Fermentation

Even a very complex wine is only alcoholic grape juice. The alcohol is produced by a process called fermentation.

Fermentation requires two things : sugars and yeasts.

A ripe organic grape is full of natural sugars and there are wild yeasts living on its skin. As soon as the skin of the grape is broken, fermentation can begin.

To make wine, all the winemaker has to do is collect his grapes and gently crush them, releasing the sugary juice and exposing it to the yeasts.

Fermentation will continue until all the sugar has been turned into alcohol or the level of alcohol in the juice reaches around fifteen percent, whichever is sooner.

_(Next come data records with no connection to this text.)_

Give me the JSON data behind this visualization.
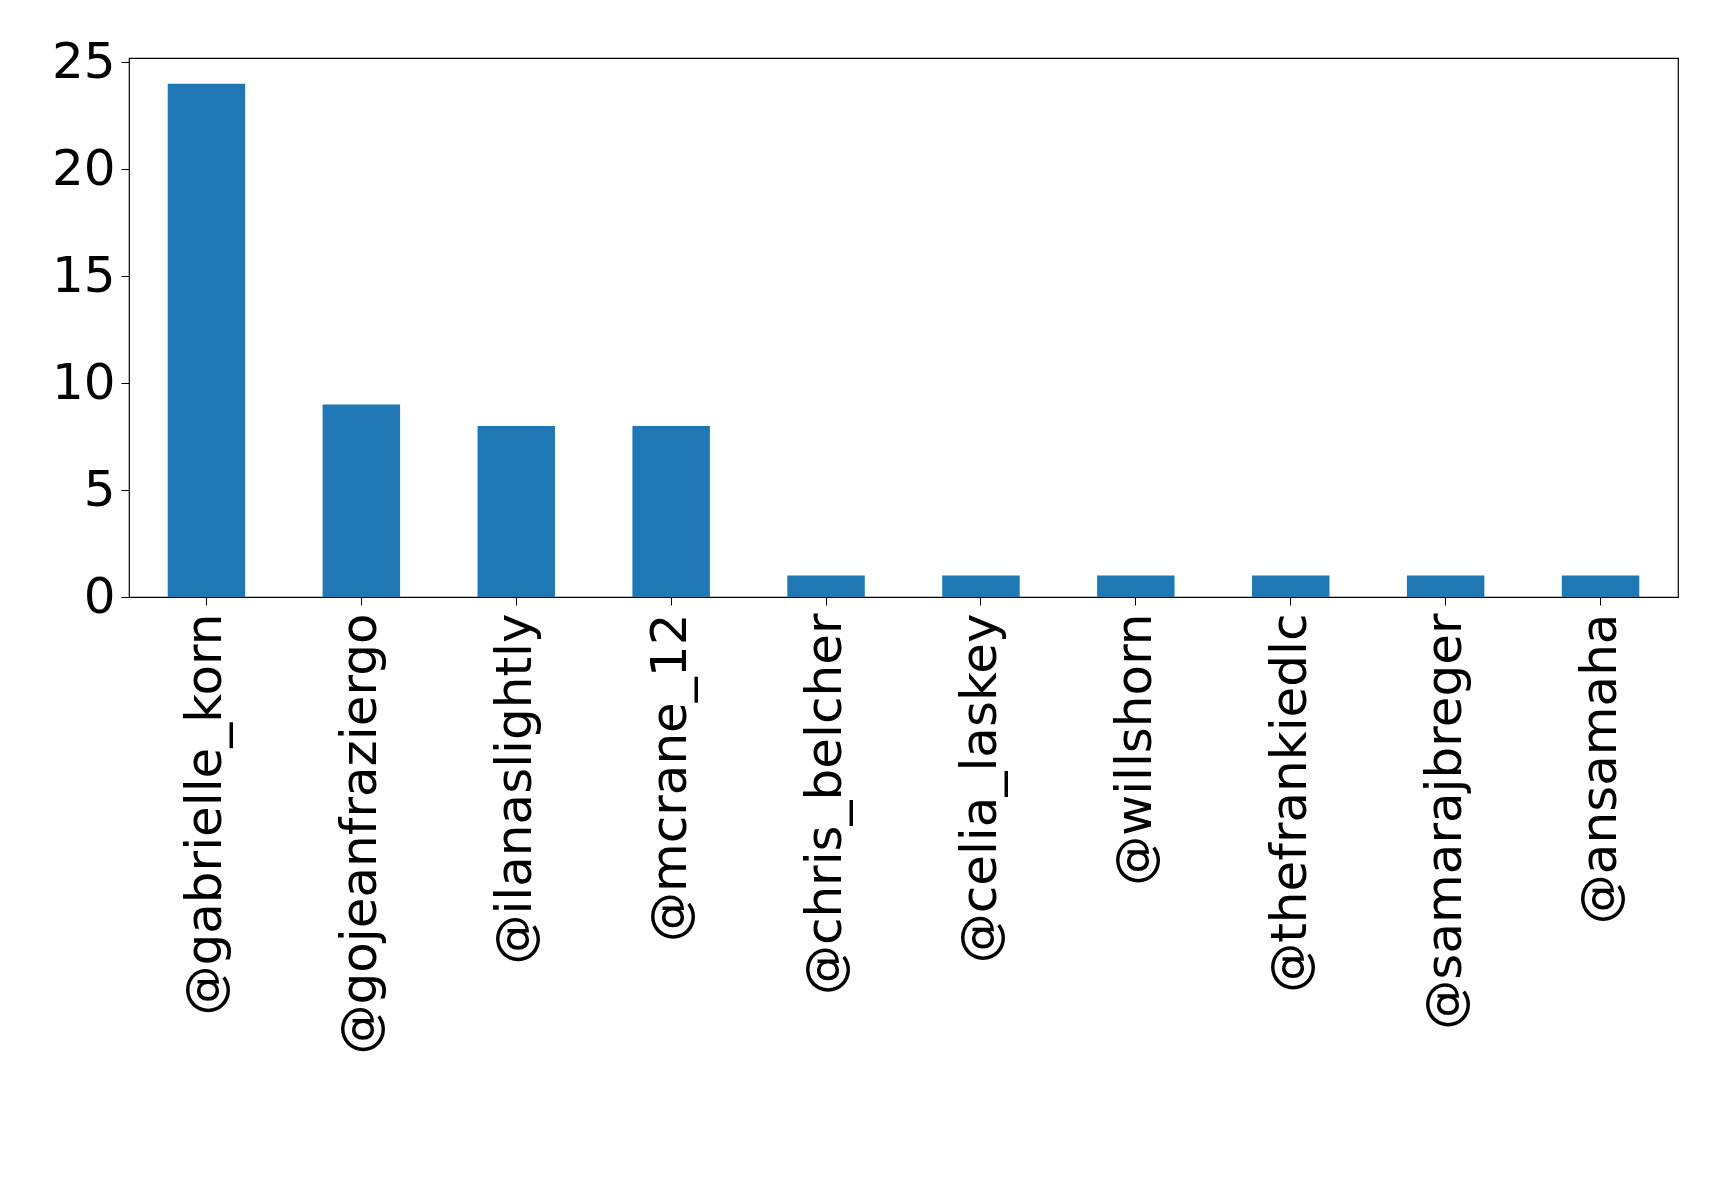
{
  "chart_data": {
    "type": "bar",
    "categories": [
      "@gabrielle_korn",
      "@gojeanfraziergo",
      "@ilanaslightly",
      "@mcrane_12",
      "@chris_belcher",
      "@celia_laskey",
      "@willshorn",
      "@thefrankiedlc",
      "@samarajbreger",
      "@ansamaha"
    ],
    "values": [
      24,
      9,
      8,
      8,
      1,
      1,
      1,
      1,
      1,
      1
    ],
    "color": "#1f77b4",
    "ylim": [
      0,
      25.2
    ],
    "yticks": [
      0,
      5,
      10,
      15,
      20,
      25
    ],
    "grid": false,
    "legend": false
  }
}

At around fifteen percent alcohol, the yeasts will die naturally and any left over sugars will remain in the wine.

Yeasts

A natural wine is fermented only with the wild yeasts native to its terroir.

Yeast strains vary widely from place to place and contribute significantly to the odour of the finished wine. The yeasts indigenous to a particular area are an important part of what gives its wines their character.

Conventionally grown grapes have little or no wild yeast living on their skin.

The winemaker will kill whatever yeast remains with sulphur dioxide, and reseed the grapes with a single strain of commercially produced yeast.

Wines fermented in this way have less personality, all using the same few commercial yeast strains, and are less an expression of their terroir. This is one reason they taste so similar.

They are also less complex, as each of the many wild yeasts present on an organic grape will contribute something to the finished wine.

Sugars

The level of alcohol in the finished wine is determined by the level of sugar in the grapes from which it is made.

More sugar means there is more for the yeast to convert into alcohol.

Grapes grown further north see less sun and therefore contain less stored sugar than those grown in the south. Traditionally, therefore, northern wines contain a lower level of alcohol.

Chaptalization is a way of boosting the level of alcohol in the finished wine by adding sugar to the juice during fermentation.The technique is named after Jean Antoine Chaptal, Napoleon's minister for agriculture, who is said to have invented it.

A natural wine is fermented only with its own sugars.

Malolactic fermentation

Malolactic fermentation is a secondary process of bacterial conversion, which may follow or overlap with primary fermentation.

Harsher tasting malic acid is converted into softer, and less acidic, lactic acid. Carbon dioxide is also produced.

In practical terms this means a reduction in the acidity of the wine and an increase in its complexity. The level of alcohol is unaffected.

Like primary fermentation, malolactic fermentation can be induced by the introduction of cultured bacteria, or suppressed with sulphur dioxide.

If a wine is bottled quickly, it may take place inside the bottle. One reason SO2 is used at bottling is to prevent this.

A natural winemaker has to wait for the malo to finish naturally before he can bottle his wine.